如何在不计算itertools.product函数返回的所有可能组合的情况下改进此代码。 是否有其他解决方案可以有效地完成。
这就是我的尝试:
import itertools
mylist = [[1,2,3],[1,3,4],[1,2,3]]
k = [set(i) for i in list(itertools.product(*mylist))]
k = sorted(k)
D_all = list(k for k, _ in itertools.groupby(k))
D_all.sort(key=len)
# Finding and displaying the minimum order-split combination
l = len(D_all[0])
print("Minimum number of Distributor Combination found is: {}".format(l))

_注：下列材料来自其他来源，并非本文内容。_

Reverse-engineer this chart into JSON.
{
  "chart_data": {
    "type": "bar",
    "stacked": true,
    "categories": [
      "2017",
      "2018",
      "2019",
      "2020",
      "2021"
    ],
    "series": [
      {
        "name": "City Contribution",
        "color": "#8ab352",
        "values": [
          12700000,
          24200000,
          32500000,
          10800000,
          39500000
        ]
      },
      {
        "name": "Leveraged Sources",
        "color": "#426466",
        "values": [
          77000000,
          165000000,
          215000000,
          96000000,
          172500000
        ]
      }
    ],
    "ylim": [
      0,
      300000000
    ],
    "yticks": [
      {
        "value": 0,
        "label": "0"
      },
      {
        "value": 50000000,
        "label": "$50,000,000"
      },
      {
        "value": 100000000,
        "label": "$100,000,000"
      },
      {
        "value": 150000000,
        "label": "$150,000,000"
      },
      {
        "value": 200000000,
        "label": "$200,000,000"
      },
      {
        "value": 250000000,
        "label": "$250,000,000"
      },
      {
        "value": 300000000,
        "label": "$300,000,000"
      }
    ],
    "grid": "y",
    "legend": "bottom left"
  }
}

print("The Possible combinations of {} are: ".format(l))
D_best = []
c = 0
for n,i in enumerate(D_all):
if len(i)<=l:
c +=1
print("{}:{}".format(c,i))
D_best.append(i)
if len(i)>l+1: break
输出:
Minimum number of Distributor Combination found is: 1
The Possible combinations of 1 are:
1:{'1'}
2:{'3'}
答案 0 :(得分:1)
我相信我拥有它。您可以在确定性方式中利用itertools.product yields tuple的事实;你事先知道什么单身人士会被收获。你只需要计算何时会发生这种情况。
from itertools import islice, product
from functools import reduce
mylist = [[1, 2, 3], [1, 3, 4], [1, 2, 3]]
stop_cond = (len(mylist[0]) - 1) * reduce(lambda x, y: len(x) * len(y), mylist[1:])
pivot = mylist[0][-1]
stop_cond += reduce(lambda x, y: (x.index(pivot) + 1) * (y.index(pivot) + 1), mylist[1:])
k = [set(item) for item in islice(product(*mylist), stop_cond)]
print(k) #[{1}, {1, 2}, {1, 3}, {1, 3}, {1, 2, 3}, {1, 3}, {1, 4}, {1, 2, 4}, {1, 3, 4}, {1, 2}, {1, 2}, {1, 2, 3}, {1, 2, 3}, {2, 3}, {2, 3}, {1, 2, 4}, {2, 4}, {2, 3, 4}, {1, 3}, {1, 2, 3}, {1, 3}, {1, 3}, {2, 3}, {3}]
在这种情况下,最后一个单例将是{3},因为3出现在第一个list的最后一个位置(我在代码中称为pivot)。要获得它的单身人士,你必须先获得所有其他人,并且每个人需要3 * 3的收益。那就是9 + 9 = 18.现在最后,您只需要在剩余的列表中找到它的索引(在基于1索引的系统中)并将它们相乘。